Sustainability at the Zoo, Zoo, Zoo, how about you?.
17 Mar 2014
We’re looking forward to meeting the residents of Wellington and Auckland Zoos up close and personal at our ‘Secrets to their Success’ events. Check out our top five favourite sustainability initiatives taking place at each zoo.
We’re fortunate in New Zealand to have two zoos that put sustainability central to their day-to-day operations. We’re looking forward to seeing some of these initiatives in action at our Secrets to their Success events at Wellington Zoo on 19 March and Auckland Zoo on 8 April. Both zoos have a plethora of sustainability initiatives – here are top five favourite sustainability initiatives for each zoo.
- First zoo to achieve CarboNZero certification.
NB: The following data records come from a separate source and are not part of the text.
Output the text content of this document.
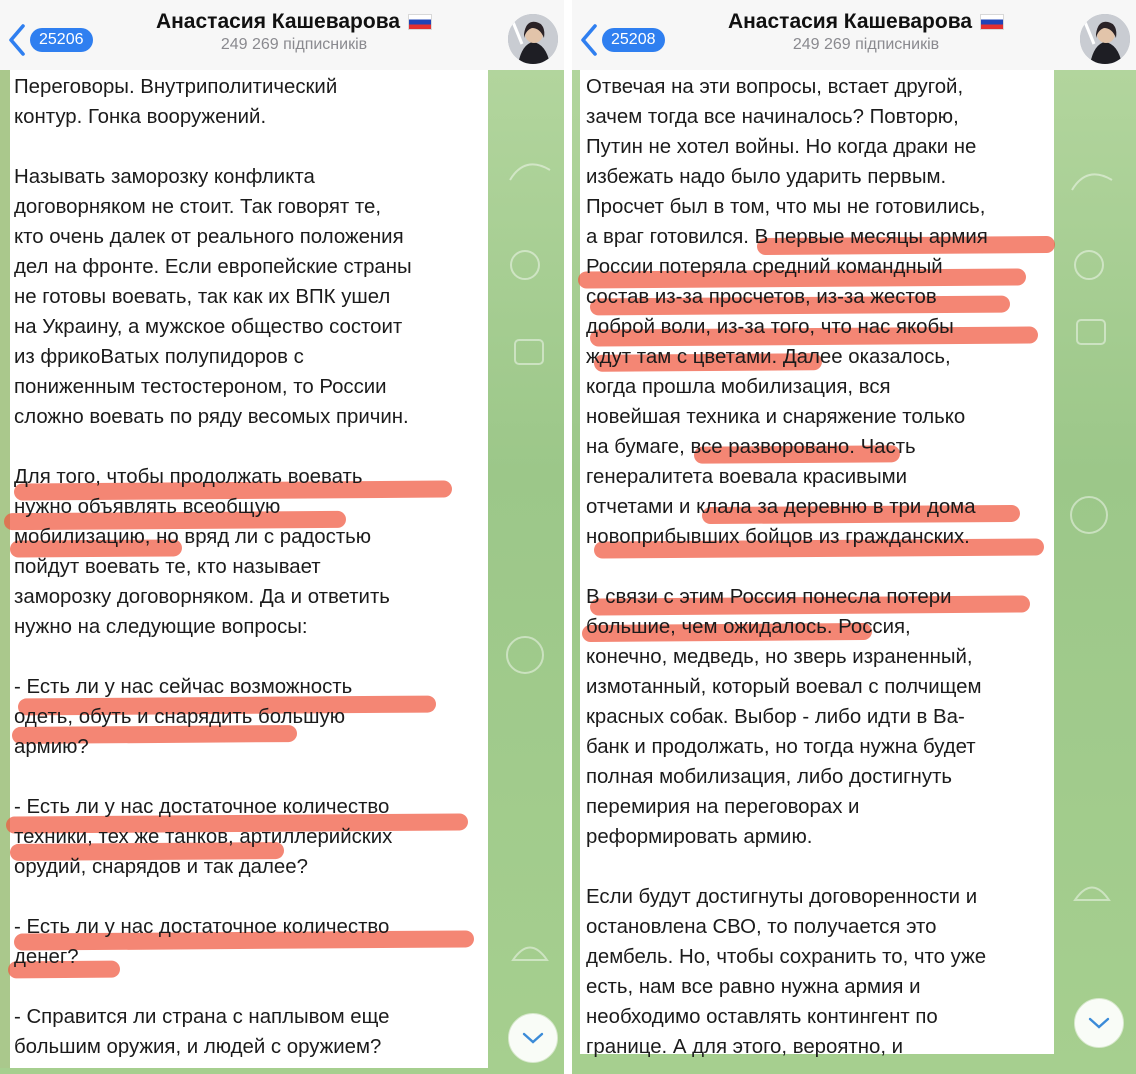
Переговоры. Внутриполитический
контур. Гонка вооружений.
Называть заморозку конфликта
договорняком не стоит. Так говорят те,
кто очень далек от реального положения
дел на фронте. Если европейские страны
не готовы воевать, так как их ВПК ушел
на Украину, а мужское общество состоит
из фрикоВатых полупидоров с
пониженным тестостероном, то России
сложно воевать по ряду весомых причин.
Для того, чтобы продолжать воевать
нужно объявлять всеобщую
мобилизацию, но вряд ли с радостью
пойдут воевать те, кто называет
заморозку договорняком. Да и ответить
нужно на следующие вопросы:
- Есть ли у нас сейчас возможность
одеть, обуть и снарядить большую
армию?
- Есть ли у нас достаточное количество
техники, тех же танков, артиллерийских
орудий, снарядов и так далее?
- Есть ли у нас достаточное количество
денег?
- Справится ли страна с наплывом еще
большим оружия, и людей с оружием?
25206
Анастасия Кашеварова
249 269 підписників
Отвечая на эти вопросы, встает другой,
зачем тогда все начиналось? Повторю,
Путин не хотел войны. Но когда драки не
избежать надо было ударить первым.
Просчет был в том, что мы не готовились,
а враг готовился. В первые месяцы армия
России потеряла средний командный
состав из-за просчетов, из-за жестов
доброй воли, из-за того, что нас якобы
ждут там с цветами. Далее оказалось,
когда прошла мобилизация, вся
новейшая техника и снаряжение только
на бумаге, все разворовано. Часть
генералитета воевала красивыми
отчетами и клала за деревню в три дома
новоприбывших бойцов из гражданских.
В связи с этим Россия понесла потери
большие, чем ожидалось. Россия,
конечно, медведь, но зверь израненный,
измотанный, который воевал с полчищем
красных собак. Выбор - либо идти в Ва-
банк и продолжать, но тогда нужна будет
полная мобилизация, либо достигнуть
перемирия на переговорах и
реформировать армию.
Если будут достигнуты договоренности и
остановлена СВО, то получается это
дембель. Но, чтобы сохранить то, что уже
есть, нам все равно нужна армия и
необходимо оставлять контингент по
границе. А для этого, вероятно, и
25208
Анастасия Кашеварова
249 269 підписників
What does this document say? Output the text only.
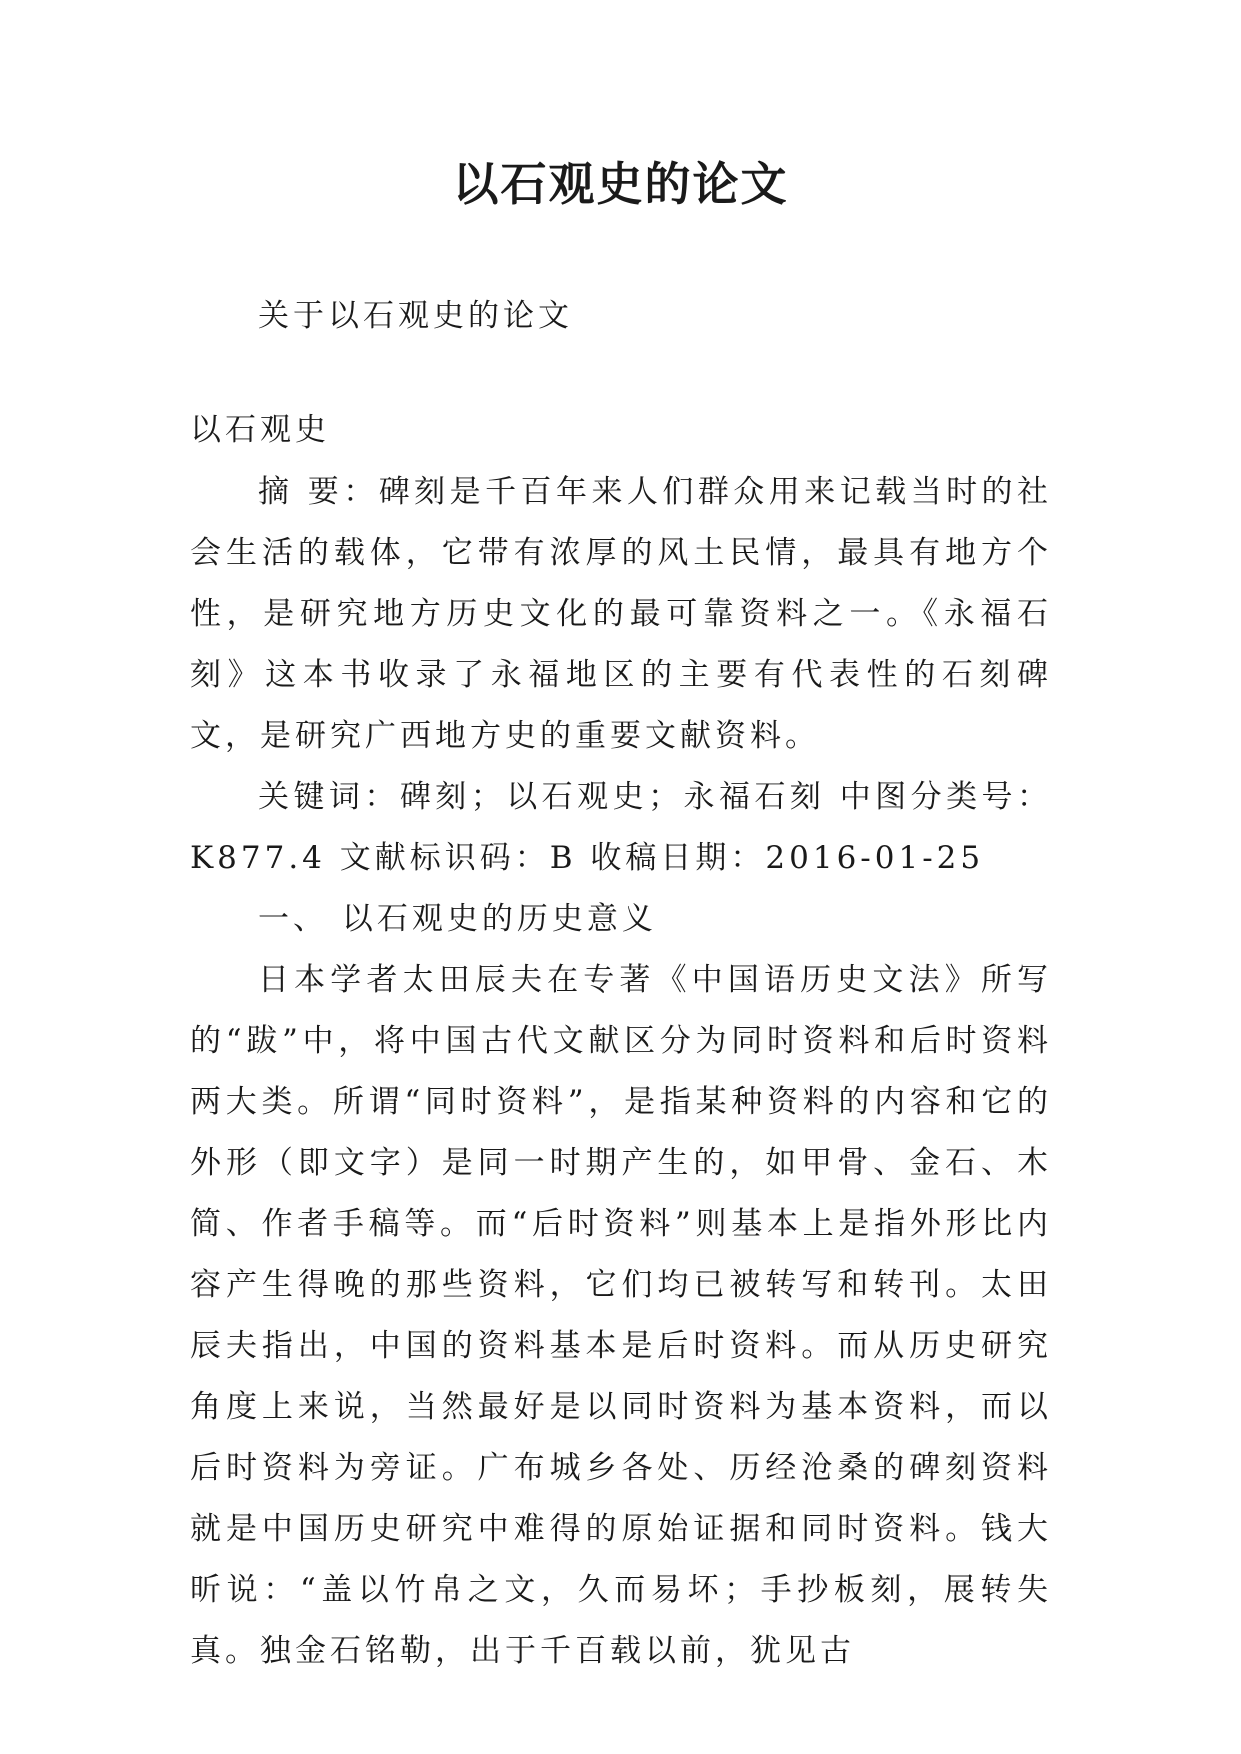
以石观史的论文
关于以石观史的论文
以石观史

摘 要：碑刻是千百年来人们群众用来记载当时的社会生活的载体，它带有浓厚的风土民情，最具有地方个性，是研究地方历史文化的最可靠资料之一。《永福石刻》这本书收录了永福地区的主要有代表性的石刻碑文，是研究广西地方史的重要文献资料。

关键词：碑刻；以石观史；永福石刻 中图分类号：K877.4 文献标识码：B 收稿日期：2016-01-25

一、 以石观史的历史意义

日本学者太田辰夫在专著《中国语历史文法》所写的“跋”中，将中国古代文献区分为同时资料和后时资料两大类。所谓“同时资料”，是指某种资料的内容和它的外形（即文字）是同一时期产生的，如甲骨、金石、木简、作者手稿等。而“后时资料”则基本上是指外形比内容产生得晚的那些资料，它们均已被转写和转刊。太田辰夫指出，中国的资料基本是后时资料。而从历史研究角度上来说，当然最好是以同时资料为基本资料，而以后时资料为旁证。广布城乡各处、历经沧桑的碑刻资料就是中国历史研究中难得的原始证据和同时资料。钱大昕说：“盖以竹帛之文，久而易坏；手抄板刻，展转失真。独金石铭勒，出于千百载以前，犹见古
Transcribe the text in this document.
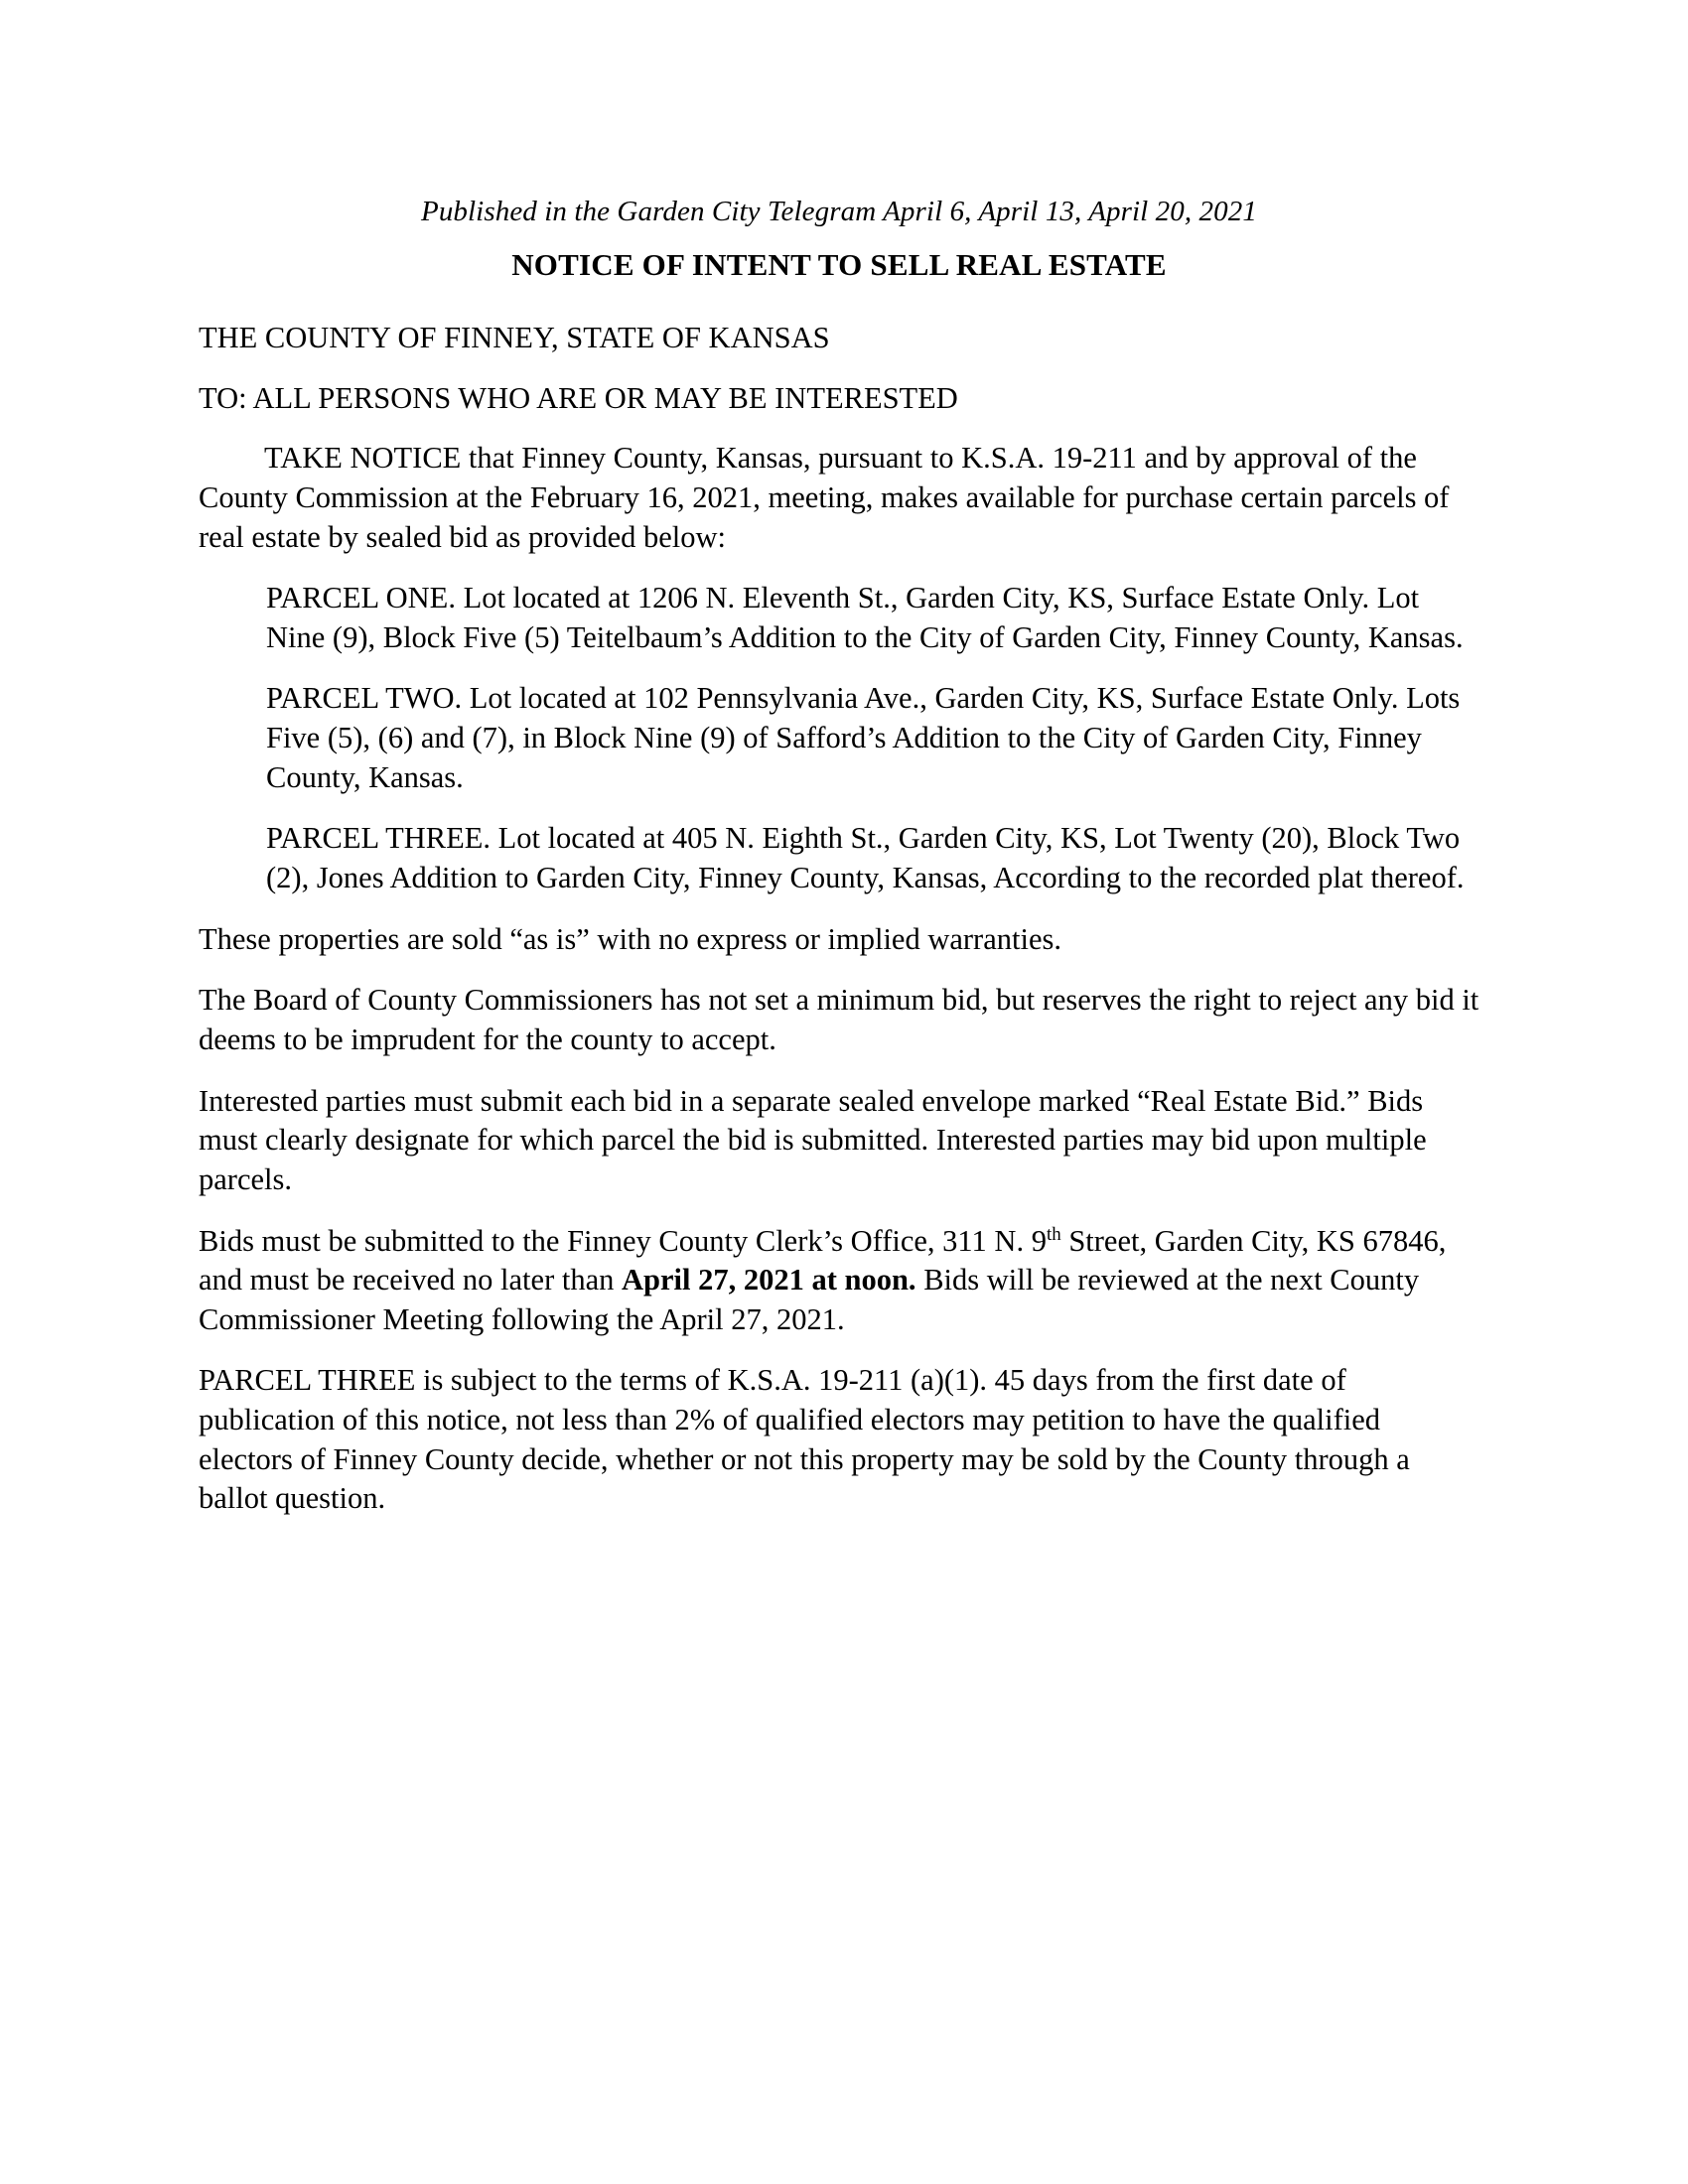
Published in the Garden City Telegram April 6, April 13, April 20, 2021
NOTICE OF INTENT TO SELL REAL ESTATE
THE COUNTY OF FINNEY, STATE OF KANSAS
TO: ALL PERSONS WHO ARE OR MAY BE INTERESTED

TAKE NOTICE that Finney County, Kansas, pursuant to K.S.A. 19-211 and by approval of the County Commission at the February 16, 2021, meeting, makes available for purchase certain parcels of real estate by sealed bid as provided below:

PARCEL ONE. Lot located at 1206 N. Eleventh St., Garden City, KS, Surface Estate Only. Lot Nine (9), Block Five (5) Teitelbaum’s Addition to the City of Garden City, Finney County, Kansas.
PARCEL TWO. Lot located at 102 Pennsylvania Ave., Garden City, KS, Surface Estate Only. Lots Five (5), (6) and (7), in Block Nine (9) of Safford’s Addition to the City of Garden City, Finney County, Kansas.
PARCEL THREE. Lot located at 405 N. Eighth St., Garden City, KS, Lot Twenty (20), Block Two (2), Jones Addition to Garden City, Finney County, Kansas, According to the recorded plat thereof.

These properties are sold “as is” with no express or implied warranties.

The Board of County Commissioners has not set a minimum bid, but reserves the right to reject any bid it deems to be imprudent for the county to accept.

Interested parties must submit each bid in a separate sealed envelope marked “Real Estate Bid.” Bids must clearly designate for which parcel the bid is submitted. Interested parties may bid upon multiple parcels.

Bids must be submitted to the Finney County Clerk’s Office, 311 N. 9th Street, Garden City, KS 67846, and must be received no later than April 27, 2021 at noon. Bids will be reviewed at the next County Commissioner Meeting following the April 27, 2021.

PARCEL THREE is subject to the terms of K.S.A. 19-211 (a)(1). 45 days from the first date of publication of this notice, not less than 2% of qualified electors may petition to have the qualified electors of Finney County decide, whether or not this property may be sold by the County through a ballot question.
Wellington Zoo’s big claim to fame is that last year it became the first zoo in the world to achieve CarboNZero Certification. It has made a commitment to continually work to reduce greenhouse gas emissions by 0.8% each year. For the emissions that can’t be eliminated, the zoo purchases carbon credits that allow land to be naturally regenerated, with a covenant to protect the land from future development.
- Planting native trees: in the last two years more than 1300 native trees have been planted around the Zoo. This includes planting native trees for animal food, rather than using exotic invasive species.
- Huge reduction in waste to landfill: the waste sent to landfill has reduced from 93% of total waste to just 19% in the last few years. An additional 70% is sent for composting and 11% recycled. An in-house composter allows the zoo to compost all organic waste onsite, including bones and animal waste.
- Saving water: In the last three years the Zoo has decreased water use by nearly 24 million litres (the equivalent of the water used by 120 average households a year). There are 13 rain water reservoirs in the zoo, and the water collected is used for cleaning, refilling animal ponds, and in cisterns and basins in visitor toilets.
- Sustainable building materials: FSC Certified sustainable timber is used on all building projects, and recycled materials are used wherever possible.
- Harnessing water from Western Springs: One of Auckland Zoo’s latest initiatives is to harness water from neighbouring Western Springs to reduce its water needs. The Zoo is currently carrying out a feasibility study to look into the costs of treating the water.
- Production of ZooDoo: hoof stock manure is collected by the ZooDoo team and turned into compost onsite, allowing the zoo to divert around 7 cubic metres of raw waste from landfill each week. The ZooDoo is sold at the zoo shop.
- Urban Ark: a community urban restoration programme. The project’s aim is to work with the local community to establish a network of green spaces (centred on the Zoo) to reduce the impact of pest species on our native wildlife and plants. The Zoo is creating an Urban Ark within the neighbouring high population density suburb of Point Chevalier – to help protect native fauna and flora, as well as inspiring the public to become involved in conservation.
- Palm oil campaign: the uncontrolled expansion of palm plantations causes the destruction of vital rainforests and loss of animal species. Auckland Zoo is very active in campaigning to reduce consumption of palm oil, for example by producing a palm oil-free shopping guide, and through publicity and education campaigns.
- Energy efficient sea lion exhibit: variable speed drives have been installed on pumps in the Sea Lion Life Support System, so that when the animals sleep the system doesn’t work as hard as during the day when they are active. This has reduced the power use of the exhibit by a third. The Sea Lion Shores exhibit is the Zoo's largest power user so this amounts to a significant energy saving.